Teachers cannot know it all and cannot provide every answer to pupils’ questions. But I have found that collaborating with “local experts” can be beneficial to children and that a school’s learning platform, its online community, can be good for this, especially if the experts happen to be hundreds of miles away at sea.

My last school, Ranvilles Infant in Fareham, Hampshire, was in the middle of a Royal Armed Forces housing estate, so children coming to the school knew more about the Navy than the average four-year-old. We used this as the foundation for a project to create a children’s guide to the Royal Navy.

The school was keen on introducing technology as early as possible and so we felt that this project would be an ideal way to use the forum on our learning platform. We got the children to note ideas and questions on to the forum, for example by asking what they would like to know about the Navy.

We also had to consider how the pupils could share their findings when they were just beginning to read and write to a standard accessible by others.

Then we needed answers - and this is where local expertise came in. We asked for local volunteers who would become our Navy experts; two of these were fathers who were serving aboard ships. They came into school to meet the children and this generated some exciting cross-curricular activities and classroom display: but the real success came later.

Year 1 and 2 children learned how to post new questions upon a learning platform forum, often delighting in changing their text font, colour and size. Our experts replied from their ship hundreds of miles away, often with explanatory images, sound or photographs.

For example, Q: Do you have music on the ship?
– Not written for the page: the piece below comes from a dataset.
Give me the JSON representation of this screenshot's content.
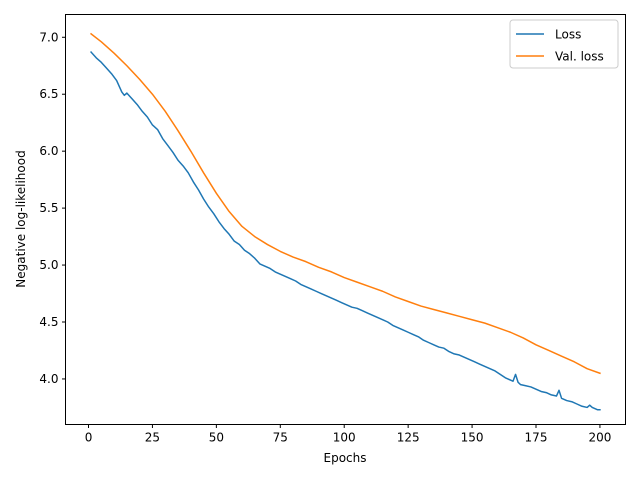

A: No, though we used to have someone who played bagpipes whenever we came in and out of the harbour. Or, Q: Where do you sleep? A: We live in “messes”, with up to 40 people sharing the same room. So it is important to tidy up after yourself and not to leave things lying around.

This e-pal relationship continued and the children were soon mapping the fathers’ routes upon classroom displays and Google maps.

Children gathered information about the Navy and began to create talking books. Thus, we had a children’s guide to the Navy without over-dependence on reading and writing, although, as an unexpected consequence, we soon found that boys in particular were making swift and comprehensive progress in their reading. They were captivated by having conversations with people at sea.

Every school is unique and has something about it that could prompt localised projects. It could be the school building itself, the local area, historical connections or something entirely different.

Fiona Aubrey-Smith is a former ICT teacher at Ranvilles Infant School in Fareham, Hampshire. She is now an education development consultant. Ranvilles was winner of the extending learning opportunities category at last year’s BECTA awards for ICT in education.